Commercial Division Blog

Posted: March 23, 2015 / Categories Commercial, Statute of Limitations/Laches

Second Department Enforces Contract Term Shortening Statute of Limitations

On March 18, 2015, the Second Department issued a decision in State of Narrow Fabric, Inc. v. UNIFI, Inc., 2015 NY Slip Op. 02110, enforcing a contract term limiting the period in which to bring a claim relating to a sale of goods.

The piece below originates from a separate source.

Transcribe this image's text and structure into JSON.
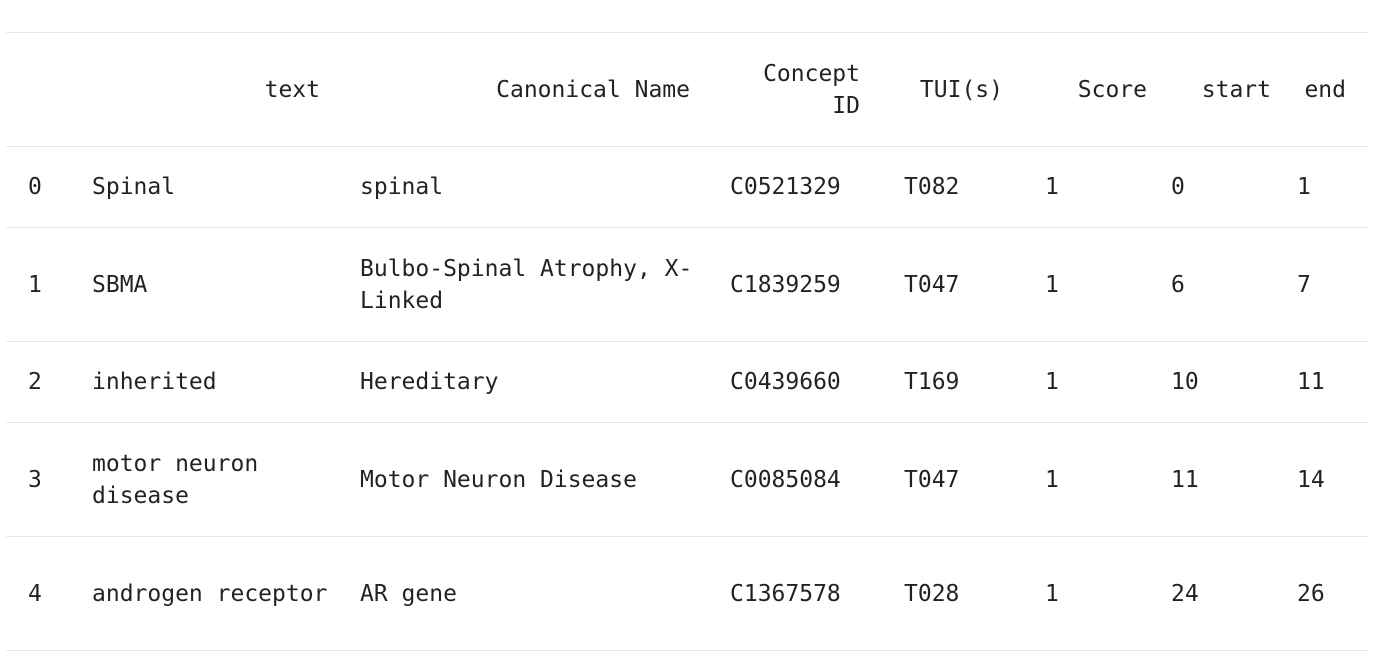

In State of Narrow Fabric, the trial court dismissed the plaintiff's breach of contract claims on statute of limitations grounds based on a contract term giving the plaintiff only one year in which to bring a claim rather than the four years provided by the UCC. The Second Department affirmed, explaining:

While UCC 2-725(1) generally provides that a cause of action alleging breach of a sales contract must be commenced within four years after it has accrued, that provision also allows the parties to a sales contract to reduce the period of limitation to not less than one year. Here, the defendants met their initial burden by demonstrating that their invoices containing the one-year limitation period constituted an acceptance that, together with the plaintiff's purchase order, was effective in forming a contract, and that the one-year limitation period, an additional term set forth in the invoices, was presumed to have become part of this contract between the parties unless one of the three exceptions in UCC 2-207(2) applied. It is undisputed that the plaintiff's action was not commenced within one year from the alleged breach, as required by the additional term. . . . .

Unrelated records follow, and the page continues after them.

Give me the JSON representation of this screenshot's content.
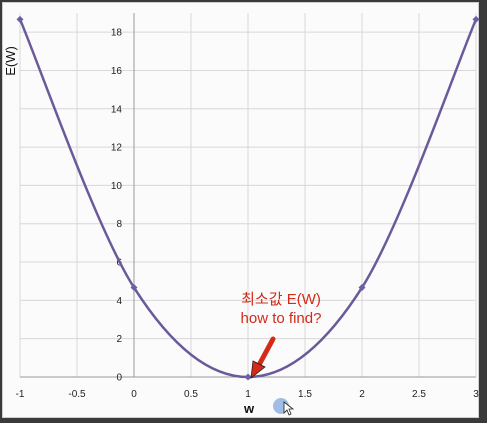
{
  "colors": {
    "line": "#6b5a9a",
    "marker": "#6b5fa8",
    "grid": "#d8d8d8",
    "annotation": "#d42a1a",
    "cursor": "#8fb2e0"
  },
  "chart_data": {
    "type": "line",
    "title": "",
    "xlabel": "w",
    "ylabel": "E(W)",
    "xlim": [
      -1,
      3
    ],
    "ylim": [
      0,
      19
    ],
    "x_ticks": [
      "-1",
      "-0.5",
      "0",
      "0.5",
      "1",
      "1.5",
      "2",
      "2.5",
      "3"
    ],
    "x_tick_values": [
      -1,
      -0.5,
      0,
      0.5,
      1,
      1.5,
      2,
      2.5,
      3
    ],
    "y_ticks": [
      "0",
      "2",
      "4",
      "6",
      "8",
      "10",
      "12",
      "14",
      "16",
      "18"
    ],
    "y_tick_values": [
      0,
      2,
      4,
      6,
      8,
      10,
      12,
      14,
      16,
      18
    ],
    "grid": true,
    "series": [
      {
        "x": [
          -1,
          0,
          1,
          2,
          3
        ],
        "y": [
          18.67,
          4.67,
          0,
          4.67,
          18.67
        ],
        "markers": true,
        "smooth": true
      }
    ],
    "annotations": [
      {
        "text_line1": "최소값 E(W)",
        "text_line2": "how to find?",
        "arrow_to": {
          "x": 1,
          "y": 0
        }
      }
    ]
  }
}
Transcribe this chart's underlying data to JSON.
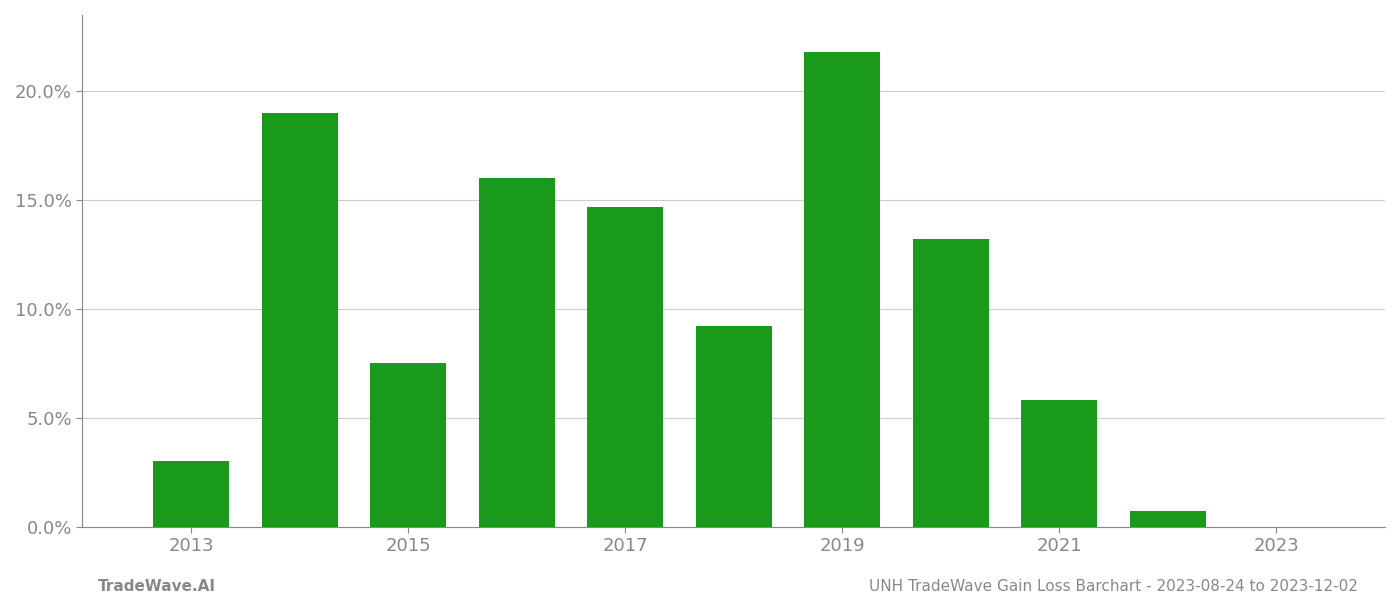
{
  "years": [
    2013,
    2014,
    2015,
    2016,
    2017,
    2018,
    2019,
    2020,
    2021,
    2022,
    2023
  ],
  "values": [
    0.03,
    0.19,
    0.075,
    0.16,
    0.147,
    0.092,
    0.218,
    0.132,
    0.058,
    0.007,
    0.0
  ],
  "bar_color": "#1a9a1a",
  "background_color": "#ffffff",
  "grid_color": "#cccccc",
  "axis_color": "#888888",
  "tick_color": "#888888",
  "footer_left": "TradeWave.AI",
  "footer_right": "UNH TradeWave Gain Loss Barchart - 2023-08-24 to 2023-12-02",
  "footer_color": "#888888",
  "footer_fontsize": 11,
  "ylim": [
    0,
    0.235
  ],
  "yticks": [
    0.0,
    0.05,
    0.1,
    0.15,
    0.2
  ],
  "xtick_years": [
    2013,
    2015,
    2017,
    2019,
    2021,
    2023
  ],
  "xlim": [
    2012.0,
    2024.0
  ],
  "bar_width": 0.7
}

Contrary to the plaintiff's contention, the abbreviated period of limitation was not against public policy. Absent proof that the contract is one of adhesion or the product of overreaching, or that the altered period is unreasonably short, the abbreviated period of limitation will be enforced. Where the party against which an abbreviated Statute of Limitations is sought to be enforced does not demonstrate duress, fraud, or misrepresentations in regard to its agreement to the shortened period, it is assumed that the term was voluntarily agreed to.

Here, the plaintiff failed to allege or demonstrate duress, fraud, or misrepresentations with respect to its agreement to the abbreviated period of limitations. Moreover, to the extent that the plaintiff relied on the doctrine of equitable estoppel, it did not allege any specific actions by the defendants that kept it from commencing this action within the contractual one-year period.

(Internal quotations and citations omitted).